The low-end consumer is about to feel the pinch as Trump restarts student loan collections
Student Loan Crackdown Could Take Billions from Consumers’ Pockets
Wall Street is sounding the alarm about the U.S. Department of Education’s recent crackdown on student loan repayments, warning that it could have a significant impact on consumers, particularly low-income Americans. Under President Donald Trump’s administration, the department has resumed collections on defaulted student loans, marking the first time in approximately five years that borrowers could face wage garnishment or other penalties for falling behind on their payments.
According to JPMorgan, the resumption of collections could result in a collective reduction of disposable personal income by anywhere between $3.1 billion and $8.5 billion per month, based on various interest rates and repayment plan lengths. Senior U.S. economist at the bank, Murat Tasci, who is also a Cleveland Federal Reserve alum, noted that if this reduction were to occur in a single quarter, it could lead to a year-over-year decrease of between 0.7% and 1.8% in disposable personal income.
This policy change comes at a time when consumers are already grappling with the effects of Trump’s tariff plan and rising inflation. These factors, coupled with the potential impact of student loan collections, have contributed to a decline in consumer sentiment, as evidenced by recent data from the University of Michigan.
Chief economist at LPL Financial, Jeffrey Roach, expressed concerns about the cumulative strain on consumers, stating, “You have a number of these pressure points rising. Perhaps in aggregate, it’s enough to quash some of these spending numbers.” Similarly, Bank of America analyst Mihir Bhatia highlighted the potential repercussions on vulnerable consumer groups, particularly those in the subprime segment.
While student loans represent only 9% of total outstanding consumer debt, excluding mortgages pushes this share up to 30%. The total outstanding student loan debt stands at $1.6 trillion, with a substantial increase of half a trillion dollars over the past decade. The New York Fed estimates that nearly one in four borrowers are currently behind on their payments, and the share of delinquent debt holders spiked to 8% following the federal government’s reporting of delinquent loans in the first quarter of this year.
It’s important to distinguish between delinquency and default, as the consequences of defaulting on a loan, such as wage garnishment, are more severe. JPMorgan projected that if seriously delinquent borrowers were to default, nearly a quarter of all student loans would fall into this category. While some borrowers may not have wages or Social Security earnings to garnish, the potential impact on discretionary spending remains a concern.

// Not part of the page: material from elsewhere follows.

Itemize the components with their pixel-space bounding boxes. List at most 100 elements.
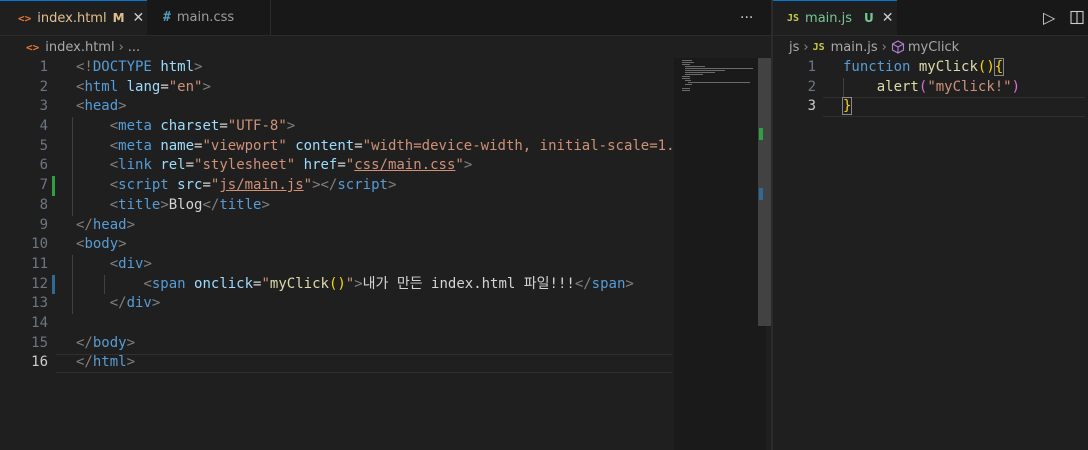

As Wall Street contemplates the broader economic implications of the student loan crackdown, there is uncertainty about whether the economy can avoid a recession. Despite hopes that consumer spending will offset the effects of higher tariffs and a weakening labor market, the looming threat of reduced disposable income raises concerns.
However, LPL’s Roach suggests that the impact on the macroeconomic landscape may be limited, as high-income earners have been the primary drivers of post-pandemic spending. He noted, “It’s hard to say if there’s a consensus view on this yet. But I would say the student loan story is not as important as perhaps some of the other stories, just because those who hold student loans are not necessarily the drivers of the overall economy.”
In conclusion, the resurgence of student loan collections could have far-reaching consequences for consumers, particularly those already facing financial challenges. As policymakers and economists assess the potential economic fallout, it remains to be seen how this latest development will shape the financial landscape in the coming months.